Bullying is a social issue that’s received a lot of press lately, as there has been an increase in reported cases. Reading about Shame’s struggles really makes one stop and think about how damaging bullying can be for young adults struggling to find their identities and their way in the world.
However, does being the victim of bullying justify Shame’s desire for revenge and violent actions? As the narrator, Shame constantly reminds the reader not to like him or her.
“So this,” I thought, “is how evil is born.”

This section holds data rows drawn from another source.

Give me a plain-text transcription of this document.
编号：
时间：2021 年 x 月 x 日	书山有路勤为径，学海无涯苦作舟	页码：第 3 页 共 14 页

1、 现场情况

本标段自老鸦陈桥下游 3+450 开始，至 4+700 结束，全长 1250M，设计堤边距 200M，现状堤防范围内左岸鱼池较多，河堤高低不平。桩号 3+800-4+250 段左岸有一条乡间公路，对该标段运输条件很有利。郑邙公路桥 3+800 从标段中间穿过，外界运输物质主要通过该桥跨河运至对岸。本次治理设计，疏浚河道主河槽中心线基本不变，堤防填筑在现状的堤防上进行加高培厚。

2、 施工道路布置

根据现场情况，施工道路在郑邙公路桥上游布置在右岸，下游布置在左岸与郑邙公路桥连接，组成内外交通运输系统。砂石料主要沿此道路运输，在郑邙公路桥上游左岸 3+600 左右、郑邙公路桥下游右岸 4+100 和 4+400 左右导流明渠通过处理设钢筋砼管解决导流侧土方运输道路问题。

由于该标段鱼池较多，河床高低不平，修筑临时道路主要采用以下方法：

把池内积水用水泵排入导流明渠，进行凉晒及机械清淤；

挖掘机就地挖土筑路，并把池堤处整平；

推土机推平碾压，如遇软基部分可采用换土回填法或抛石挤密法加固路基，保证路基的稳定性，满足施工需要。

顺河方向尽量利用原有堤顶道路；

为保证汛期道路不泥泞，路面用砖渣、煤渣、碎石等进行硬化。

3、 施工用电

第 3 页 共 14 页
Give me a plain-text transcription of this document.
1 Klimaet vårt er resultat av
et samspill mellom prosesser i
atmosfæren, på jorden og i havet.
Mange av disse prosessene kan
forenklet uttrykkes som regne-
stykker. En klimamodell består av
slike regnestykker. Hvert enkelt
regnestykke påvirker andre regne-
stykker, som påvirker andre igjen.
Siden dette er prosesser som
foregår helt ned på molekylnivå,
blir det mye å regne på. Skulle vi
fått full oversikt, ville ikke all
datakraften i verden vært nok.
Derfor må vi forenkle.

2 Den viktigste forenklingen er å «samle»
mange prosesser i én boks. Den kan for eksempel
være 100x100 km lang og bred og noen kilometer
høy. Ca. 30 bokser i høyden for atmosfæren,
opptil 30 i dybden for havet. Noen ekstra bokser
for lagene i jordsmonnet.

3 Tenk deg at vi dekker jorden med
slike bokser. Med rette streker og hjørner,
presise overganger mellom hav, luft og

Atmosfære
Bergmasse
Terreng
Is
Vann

Shame knows what he or she is doing is wrong, but that doesn’t mean he or she wants to stop. Again, this puts the reader in an awkward situation. Knowing Shame’s backstory, including the level of violence that put Shame into a coma, makes Shame a sympathetic character. Does being a sympathetic character make everything else okay? And if the reader is actually cheering Shame on, what does that say about the reader?
This book would inspire an interesting book club discussion. Hadden should be credited for creating such an intriguing storyline that touches upon several socially relevant issues that are tearing some groups apart, even family units. While Hadden, through Shame, broaches these topics, she doesn’t really direct the reader to the “correct” way of thinking. Shame has opinions, but Shame’s actions don’t always back up these opinions, making the reader question the issues even more.
The first book in the season will pique many curiosities and it will be interesting to see where the story goes next.